E-Commerce Didn’t Flatten the World. It Just Shifted the Hills.

Remember when everyone said the internet would make everything equal? That kid in a village could compete with Amazon? That geography didn’t matter anymore?

Yeah, about that.

The Dream Sold vs. The Reality Delivered

The early promise was beautiful. Set up a website, list your products, and boom, you’re global. No storefront rent. No corporate overhead. Just you, your laptop, and the entire world as your customer base.

And it worked. Kind of. Southeast Asia’s digital economy hit $200 billion in 2023, up from $100 billion just three years earlier. Latin America’s e-commerce grew 37% in a single year. The charts looked amazing.

But here’s the part nobody mentions in the success stories.

Welcome to the New Barriers

Sure, anyone can sell online now. But can they actually reach customers? In sub-Saharan Africa, less than half the population can even get online. In rural India, only 37% have decent internet, compared to over 80% in cities.

And if you somehow clear that hurdle, there’s the delivery nightmare. Last-mile delivery costs in rural developing areas are up to 300% higher than in cities. JD.com’s president said it plainly: sometimes they have one or two packages in a rural area, and the cost is five times that of Beijing and Shanghai.

Ever tried setting up a wireless internet connection across a hill? Or through a forest? Water in plants disrupts wireless signals. Mountains block line of sight. And in autumn, falling leaves mess with equipment. Mother Nature didn’t get the memo about the digital revolution.

Who Actually Won?

Spoiler alert: not the scrappy underdog we all rooted for.

The real winners were people who already had advantages. Higher incomes. Better education. Urban zip codes.

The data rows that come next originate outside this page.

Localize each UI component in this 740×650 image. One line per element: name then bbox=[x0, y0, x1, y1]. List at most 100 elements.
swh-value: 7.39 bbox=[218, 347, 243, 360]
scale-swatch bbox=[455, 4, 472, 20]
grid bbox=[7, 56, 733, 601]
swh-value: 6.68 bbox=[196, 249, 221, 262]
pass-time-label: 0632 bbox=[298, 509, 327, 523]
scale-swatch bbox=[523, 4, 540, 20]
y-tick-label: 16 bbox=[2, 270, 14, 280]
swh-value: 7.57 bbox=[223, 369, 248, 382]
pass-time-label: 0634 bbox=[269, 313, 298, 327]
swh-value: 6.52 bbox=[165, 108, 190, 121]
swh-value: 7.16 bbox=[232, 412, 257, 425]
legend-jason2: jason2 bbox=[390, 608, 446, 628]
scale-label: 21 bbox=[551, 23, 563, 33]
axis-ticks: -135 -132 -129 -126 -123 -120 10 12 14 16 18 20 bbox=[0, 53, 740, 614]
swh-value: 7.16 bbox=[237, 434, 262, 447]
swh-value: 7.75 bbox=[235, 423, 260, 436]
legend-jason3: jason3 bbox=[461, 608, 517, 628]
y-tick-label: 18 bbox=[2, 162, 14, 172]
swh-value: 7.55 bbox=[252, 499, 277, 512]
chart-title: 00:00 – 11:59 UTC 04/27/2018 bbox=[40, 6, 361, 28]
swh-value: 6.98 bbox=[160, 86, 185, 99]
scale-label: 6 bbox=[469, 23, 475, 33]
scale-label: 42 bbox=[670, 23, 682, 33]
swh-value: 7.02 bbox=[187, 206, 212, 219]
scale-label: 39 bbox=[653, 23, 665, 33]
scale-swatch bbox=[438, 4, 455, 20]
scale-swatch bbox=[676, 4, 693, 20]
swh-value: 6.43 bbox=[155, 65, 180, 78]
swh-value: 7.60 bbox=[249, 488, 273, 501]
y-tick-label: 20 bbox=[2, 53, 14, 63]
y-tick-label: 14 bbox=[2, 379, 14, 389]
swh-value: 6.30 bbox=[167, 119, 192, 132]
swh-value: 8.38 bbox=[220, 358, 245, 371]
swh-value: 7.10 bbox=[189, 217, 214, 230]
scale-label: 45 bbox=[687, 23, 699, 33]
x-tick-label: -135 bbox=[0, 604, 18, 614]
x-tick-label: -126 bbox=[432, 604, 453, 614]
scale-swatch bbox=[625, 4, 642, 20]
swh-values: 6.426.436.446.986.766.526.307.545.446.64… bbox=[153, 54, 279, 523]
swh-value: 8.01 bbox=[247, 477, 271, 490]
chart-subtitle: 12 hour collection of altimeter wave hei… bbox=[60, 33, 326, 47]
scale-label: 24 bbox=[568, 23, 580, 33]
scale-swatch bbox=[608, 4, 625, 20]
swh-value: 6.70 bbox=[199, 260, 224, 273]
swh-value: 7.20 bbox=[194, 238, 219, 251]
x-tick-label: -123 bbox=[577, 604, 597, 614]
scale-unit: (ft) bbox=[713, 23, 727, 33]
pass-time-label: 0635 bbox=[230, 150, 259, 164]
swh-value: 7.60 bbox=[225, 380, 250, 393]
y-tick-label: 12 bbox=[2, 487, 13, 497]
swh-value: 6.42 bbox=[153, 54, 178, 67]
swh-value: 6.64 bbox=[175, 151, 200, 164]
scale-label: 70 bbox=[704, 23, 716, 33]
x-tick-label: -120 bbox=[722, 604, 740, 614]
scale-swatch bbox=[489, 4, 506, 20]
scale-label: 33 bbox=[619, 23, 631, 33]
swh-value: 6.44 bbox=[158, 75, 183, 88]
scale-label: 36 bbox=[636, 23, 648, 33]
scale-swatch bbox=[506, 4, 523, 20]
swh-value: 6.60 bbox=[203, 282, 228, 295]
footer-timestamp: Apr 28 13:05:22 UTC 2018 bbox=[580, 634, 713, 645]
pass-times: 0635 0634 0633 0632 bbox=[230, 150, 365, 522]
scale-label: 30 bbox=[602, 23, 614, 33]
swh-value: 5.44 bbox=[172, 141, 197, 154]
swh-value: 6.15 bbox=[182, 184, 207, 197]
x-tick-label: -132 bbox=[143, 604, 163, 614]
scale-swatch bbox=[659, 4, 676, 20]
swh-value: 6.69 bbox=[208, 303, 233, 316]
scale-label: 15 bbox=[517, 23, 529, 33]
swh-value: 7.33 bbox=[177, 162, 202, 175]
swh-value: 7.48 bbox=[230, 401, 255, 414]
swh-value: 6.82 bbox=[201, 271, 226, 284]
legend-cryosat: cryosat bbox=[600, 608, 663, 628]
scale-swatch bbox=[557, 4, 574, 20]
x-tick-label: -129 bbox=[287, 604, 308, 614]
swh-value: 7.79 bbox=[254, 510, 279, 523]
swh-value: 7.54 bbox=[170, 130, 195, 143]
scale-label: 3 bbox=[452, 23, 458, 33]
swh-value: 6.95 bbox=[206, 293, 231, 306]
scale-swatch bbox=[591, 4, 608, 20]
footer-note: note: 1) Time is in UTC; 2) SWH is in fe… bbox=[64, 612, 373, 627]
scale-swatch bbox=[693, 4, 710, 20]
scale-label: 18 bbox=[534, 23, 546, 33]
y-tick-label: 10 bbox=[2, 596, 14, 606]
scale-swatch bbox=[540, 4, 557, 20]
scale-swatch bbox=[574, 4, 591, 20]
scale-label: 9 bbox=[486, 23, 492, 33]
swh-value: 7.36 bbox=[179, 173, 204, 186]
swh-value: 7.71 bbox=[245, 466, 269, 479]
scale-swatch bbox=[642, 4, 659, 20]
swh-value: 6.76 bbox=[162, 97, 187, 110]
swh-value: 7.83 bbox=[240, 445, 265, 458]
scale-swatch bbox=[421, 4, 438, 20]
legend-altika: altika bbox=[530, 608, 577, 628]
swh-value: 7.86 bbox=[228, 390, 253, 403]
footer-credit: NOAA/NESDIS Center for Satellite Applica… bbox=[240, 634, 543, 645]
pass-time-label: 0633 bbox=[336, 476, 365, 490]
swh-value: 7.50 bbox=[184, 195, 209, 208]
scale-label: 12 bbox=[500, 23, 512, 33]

The folks who didn’t need e-commerce to level the playing field because they were already at the top of it.​

E-commerce promised access to everyone. But pre-existing economic inequalities decided who could actually benefit. The digital divide didn’t shrink. It got wider.

The Hills Just Moved

Then there are barriers nobody saw coming. Countries slapped digital services taxes on U.S. tech companies, extracting over $9 billion in just four European countries between 2020 and 2024. New tariffs on electronic transmissions are being proposed, threatening decades of duty-free digital trade.

Online fraud in Southeast Asia jumped 20% between 2020 and 2023. Many regions still lack basic e-commerce laws, leaving everyone vulnerable.

Infrastructure gaps. Trust issues. Regulations that favor whoever writes them. Payment systems that don’t work. And a huge chunk of the population who can’t figure out how to navigate digital platforms.

The Honest Truth

E-commerce didn’t flatten the world. It created new mountains. Different ones, but just as steep if you’re starting from the bottom.

Does that mean it failed? No. Mobile money in Kenya grew from 37 million users in 2020 to over 50 million in 2023. India’s Digital India project mobilized over $1 billion for digital infrastructure. Progress is real.

But until we fix internet access, improve logistics, and ensure people have the tools and skills to compete online, e-commerce will continue to favour those who already have advantages.

The hills didn’t disappear. They just relocated. And for too many people, they’re still out of reach.